Table 2. Summary of field trials by formulation, duration of exposure, treatment date, number of bioassay plants, and number of false positive recordings
|Field||Formulation||Exposure (h)||Treatment date||No. Plants||False-positives|
|KN4W||DMA||24||June 27, 2009||104||3|
|H||DMA||24||July 1, 2009||132||5|
|KN5||DMA||24||July 6, 2009||120||2|
|Ento||DMA||24||July 8, 2009||120||2|
|FryJ1||DMA||24||July 10, 2009||120||6|
|KN4E||DMA||24||July 16, 2009||120||1|
|KN6W||DMA||24||June 17, 2010||144||2|
|U8||DMA||24||June 23, 2010||112||1|
|KNE2||DMA||8||June 26, 2010||140||4|
|OMN||DMA||8||July 6, 2010||144||2|
|HarpAE||DMA||8||July 21, 2010||128||7|
|KN6E||DGA||24||June 18, 2010||144||2|
|G24||DGA||8||June 25, 2010||136||2|
|HarpAW||DGA||8||July 14, 2010||125||5|
Several environmental variables were collected from each field trial to be included as potential explanatory variables in analysis of the data. A National Oceanic and Atmospheric Administration weather station at the research farm 20 located 100 to 2,100 m from each field collected temperature, air pressure, humidity, precipitation, and wind speed data in 1-min increments.
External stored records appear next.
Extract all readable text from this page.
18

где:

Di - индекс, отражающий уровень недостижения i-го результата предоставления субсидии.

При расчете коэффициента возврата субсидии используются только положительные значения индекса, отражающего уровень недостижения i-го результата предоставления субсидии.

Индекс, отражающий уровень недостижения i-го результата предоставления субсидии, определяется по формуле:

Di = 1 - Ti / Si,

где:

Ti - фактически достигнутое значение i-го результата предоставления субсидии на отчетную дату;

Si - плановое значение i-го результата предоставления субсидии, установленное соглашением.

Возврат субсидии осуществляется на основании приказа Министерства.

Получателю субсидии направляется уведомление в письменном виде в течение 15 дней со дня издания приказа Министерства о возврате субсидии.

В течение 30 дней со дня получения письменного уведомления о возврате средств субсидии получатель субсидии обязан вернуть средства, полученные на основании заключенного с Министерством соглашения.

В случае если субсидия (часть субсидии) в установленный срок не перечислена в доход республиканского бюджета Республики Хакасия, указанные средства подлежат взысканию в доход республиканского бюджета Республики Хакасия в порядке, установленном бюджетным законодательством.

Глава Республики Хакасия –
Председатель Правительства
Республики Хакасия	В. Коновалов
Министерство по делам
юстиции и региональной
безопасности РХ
To account for possible stresses of moving bioassay plants into the field and for possible inadvertent dicamba contamination, we included at least four plants each of two types of controls in each set of greenhouse bioassay plants. “Moved” controls were transported out to the research farm along with the other bioassay plants, but positioned in an untreated field at least 1,000 m from the dicamba application. “Moved” plants were left in the field for the same period as the corresponding bioassay plants and transported back to the greenhouse in the same van. Plants that were “not moved” were left in the greenhouse for the duration of the experiment. We scored both types of controls for injury at the same time intervals as the other bioassay plants in a set. Very slight injury symptoms were observed on one “not moved” plant in 2009 and one “not moved” plant in 2010 (ratings of 5 and 8 on our scale, respectively), and we suspected these observations as being false-positives.
Controlled dose–response experiments
We conducted dose–response experiments to relate injury symptoms observed on greenhouse bioassay plants to the amount of dicamba exposure. In 2009, a randomized complete block design experiment was conducted using six rates (56.1, 5.61, 0.561, 0.056, 0.006 g acid equivalent/ha plus a water control) of dimethylamine dicamba and 12 replications. Seeds were planted on September 29, 2009, using the same methods for the plants positioned in the field. Dicamba was applied in a closed chamber using a track sprayer on October 29, 2009, while plants were in the V3 stage. In 2010, a similar experiment was conducted using 10 rates (561, 56.1, 17.7, 5.61, 1.77, 0.561, 0.177, 0.056, 0.018, 0.006 g acid equivalent/ha plus a water control), two formulations (dimethylamine and diglycolamine), and five replications. Plants were seeded on June 9 and treated on July 2 using the track sprayer, while plants were in the V4 stage. In both years, we quantified injury symptoms on all plants 14 d after herbicide treatment.